Albert ne pouvait plus se contenir.
— C'est plus beau que du cinéma !
Quat'sous sourit, flattée du succès de ses efforts.
— Ce n'est pas encore tout à fait prouvé. Mais cette fois je crois que nous la tenons !
Albert émit un son inarticulé. Ses yeux brillaient.
— Mais pas un mot de tout cela, mon petit ! À personne – ajouta impérieusement Quat'sous. – Je n'aurais même pas dû vous en parler, mais nous autres Américaines, nous savons reconnaître les chics types !
— Vous pouvez être sûre de moi, jura Albert.

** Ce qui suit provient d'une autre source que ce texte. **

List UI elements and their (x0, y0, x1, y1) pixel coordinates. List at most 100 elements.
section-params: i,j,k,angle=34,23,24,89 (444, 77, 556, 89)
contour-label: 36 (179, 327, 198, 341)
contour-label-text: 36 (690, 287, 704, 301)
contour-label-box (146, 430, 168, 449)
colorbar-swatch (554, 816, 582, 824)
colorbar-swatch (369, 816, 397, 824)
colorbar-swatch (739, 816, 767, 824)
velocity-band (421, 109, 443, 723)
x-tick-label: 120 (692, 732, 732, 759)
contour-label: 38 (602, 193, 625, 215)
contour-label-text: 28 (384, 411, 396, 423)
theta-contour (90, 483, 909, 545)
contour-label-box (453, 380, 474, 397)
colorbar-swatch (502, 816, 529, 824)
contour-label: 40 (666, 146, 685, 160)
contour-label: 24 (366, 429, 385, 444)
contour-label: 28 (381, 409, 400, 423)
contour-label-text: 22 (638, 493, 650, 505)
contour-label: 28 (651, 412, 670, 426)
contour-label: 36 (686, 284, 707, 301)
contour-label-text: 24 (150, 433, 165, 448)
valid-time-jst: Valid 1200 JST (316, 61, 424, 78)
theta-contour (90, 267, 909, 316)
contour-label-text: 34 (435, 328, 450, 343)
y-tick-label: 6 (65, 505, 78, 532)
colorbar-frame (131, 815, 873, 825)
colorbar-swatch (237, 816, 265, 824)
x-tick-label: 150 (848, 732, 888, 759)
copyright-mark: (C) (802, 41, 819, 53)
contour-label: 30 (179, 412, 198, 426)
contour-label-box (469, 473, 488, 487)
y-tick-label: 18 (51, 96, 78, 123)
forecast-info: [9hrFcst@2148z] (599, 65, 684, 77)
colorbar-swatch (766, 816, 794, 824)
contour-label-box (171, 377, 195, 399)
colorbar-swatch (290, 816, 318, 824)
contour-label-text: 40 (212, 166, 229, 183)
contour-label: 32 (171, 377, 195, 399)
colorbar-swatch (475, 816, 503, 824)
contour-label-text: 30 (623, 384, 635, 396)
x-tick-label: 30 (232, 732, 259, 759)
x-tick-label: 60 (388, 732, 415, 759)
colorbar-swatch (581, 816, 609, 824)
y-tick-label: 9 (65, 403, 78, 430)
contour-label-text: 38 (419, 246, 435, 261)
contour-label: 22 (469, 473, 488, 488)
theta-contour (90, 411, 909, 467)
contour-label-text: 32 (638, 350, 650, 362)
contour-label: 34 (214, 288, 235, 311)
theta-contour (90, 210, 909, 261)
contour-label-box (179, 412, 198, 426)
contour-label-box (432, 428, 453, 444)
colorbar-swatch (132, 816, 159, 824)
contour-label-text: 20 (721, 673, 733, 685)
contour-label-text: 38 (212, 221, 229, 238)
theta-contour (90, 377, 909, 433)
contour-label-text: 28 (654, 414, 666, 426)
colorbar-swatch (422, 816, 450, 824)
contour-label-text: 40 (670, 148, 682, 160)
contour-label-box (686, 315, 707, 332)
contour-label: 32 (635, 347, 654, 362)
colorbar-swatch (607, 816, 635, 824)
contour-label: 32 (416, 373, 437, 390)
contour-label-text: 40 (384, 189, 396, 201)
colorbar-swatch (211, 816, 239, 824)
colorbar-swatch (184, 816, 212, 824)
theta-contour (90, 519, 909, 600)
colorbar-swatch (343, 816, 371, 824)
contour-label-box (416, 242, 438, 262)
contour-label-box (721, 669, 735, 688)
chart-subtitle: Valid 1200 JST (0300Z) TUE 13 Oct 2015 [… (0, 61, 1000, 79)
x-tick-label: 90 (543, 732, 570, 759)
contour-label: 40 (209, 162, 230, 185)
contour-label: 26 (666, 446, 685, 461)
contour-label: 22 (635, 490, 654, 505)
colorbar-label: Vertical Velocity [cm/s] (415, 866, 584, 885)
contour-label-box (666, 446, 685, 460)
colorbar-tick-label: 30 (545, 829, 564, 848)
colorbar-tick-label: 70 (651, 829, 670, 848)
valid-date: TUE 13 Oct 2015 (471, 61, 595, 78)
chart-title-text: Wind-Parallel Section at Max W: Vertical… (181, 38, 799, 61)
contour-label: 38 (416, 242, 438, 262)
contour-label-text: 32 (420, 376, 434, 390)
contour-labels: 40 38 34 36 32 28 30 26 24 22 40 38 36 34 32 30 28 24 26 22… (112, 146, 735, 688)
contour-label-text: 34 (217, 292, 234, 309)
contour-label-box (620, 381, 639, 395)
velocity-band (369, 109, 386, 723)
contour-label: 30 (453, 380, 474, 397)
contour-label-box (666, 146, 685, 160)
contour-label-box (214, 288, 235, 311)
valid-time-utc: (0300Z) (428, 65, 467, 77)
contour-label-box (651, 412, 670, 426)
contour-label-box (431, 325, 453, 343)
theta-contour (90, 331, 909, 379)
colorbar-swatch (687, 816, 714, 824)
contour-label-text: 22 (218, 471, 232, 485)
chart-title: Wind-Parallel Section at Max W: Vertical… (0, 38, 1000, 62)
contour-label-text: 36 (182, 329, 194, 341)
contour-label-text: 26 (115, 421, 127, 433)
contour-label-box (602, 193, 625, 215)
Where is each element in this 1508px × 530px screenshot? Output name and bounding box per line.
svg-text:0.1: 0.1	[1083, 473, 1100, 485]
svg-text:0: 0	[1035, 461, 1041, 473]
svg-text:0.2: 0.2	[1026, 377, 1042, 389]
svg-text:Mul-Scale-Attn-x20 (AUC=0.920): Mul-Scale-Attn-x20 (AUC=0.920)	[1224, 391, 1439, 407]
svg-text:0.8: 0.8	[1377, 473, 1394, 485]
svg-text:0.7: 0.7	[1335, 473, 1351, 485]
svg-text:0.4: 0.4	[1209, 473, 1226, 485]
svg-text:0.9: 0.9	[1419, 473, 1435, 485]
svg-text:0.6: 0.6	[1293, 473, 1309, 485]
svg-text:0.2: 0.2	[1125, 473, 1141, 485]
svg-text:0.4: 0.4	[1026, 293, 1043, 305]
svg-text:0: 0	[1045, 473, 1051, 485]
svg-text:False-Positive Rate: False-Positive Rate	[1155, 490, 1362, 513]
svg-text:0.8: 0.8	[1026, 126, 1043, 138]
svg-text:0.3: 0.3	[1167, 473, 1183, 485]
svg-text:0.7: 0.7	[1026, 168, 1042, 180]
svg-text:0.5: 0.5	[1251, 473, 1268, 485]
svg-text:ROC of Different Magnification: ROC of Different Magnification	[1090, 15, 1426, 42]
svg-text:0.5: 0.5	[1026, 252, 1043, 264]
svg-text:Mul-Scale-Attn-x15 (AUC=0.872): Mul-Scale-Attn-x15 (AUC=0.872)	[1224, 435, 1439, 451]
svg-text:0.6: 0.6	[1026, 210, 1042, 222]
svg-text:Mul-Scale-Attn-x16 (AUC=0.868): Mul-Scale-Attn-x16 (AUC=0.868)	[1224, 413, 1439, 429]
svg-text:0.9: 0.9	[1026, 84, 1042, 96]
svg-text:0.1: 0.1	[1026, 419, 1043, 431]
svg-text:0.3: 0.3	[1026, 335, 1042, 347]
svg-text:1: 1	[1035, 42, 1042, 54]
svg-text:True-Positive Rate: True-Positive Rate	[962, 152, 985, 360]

Puis-je vous aider en quelque chose ? Filer la voleuse quand elle sort ?
Quat'sous fit mine de réfléchir, puis secoua la tête.
— Pas en ce moment, mais quand il le faudra, j'aurai recours à vous. En attendant, dites-moi pourquoi cette femme de chambre s'en va ?
— Annie ? Elle a eu une prise de bec avec la patronne ! Comme dit Annie, une domestique, maintenant, c'est quelqu'un, et il ne faut pas qu'on lui marche sur les pieds ! Si Annie prévient les autres au bureau de placement, la patronne n'en trouvera pas si facilement.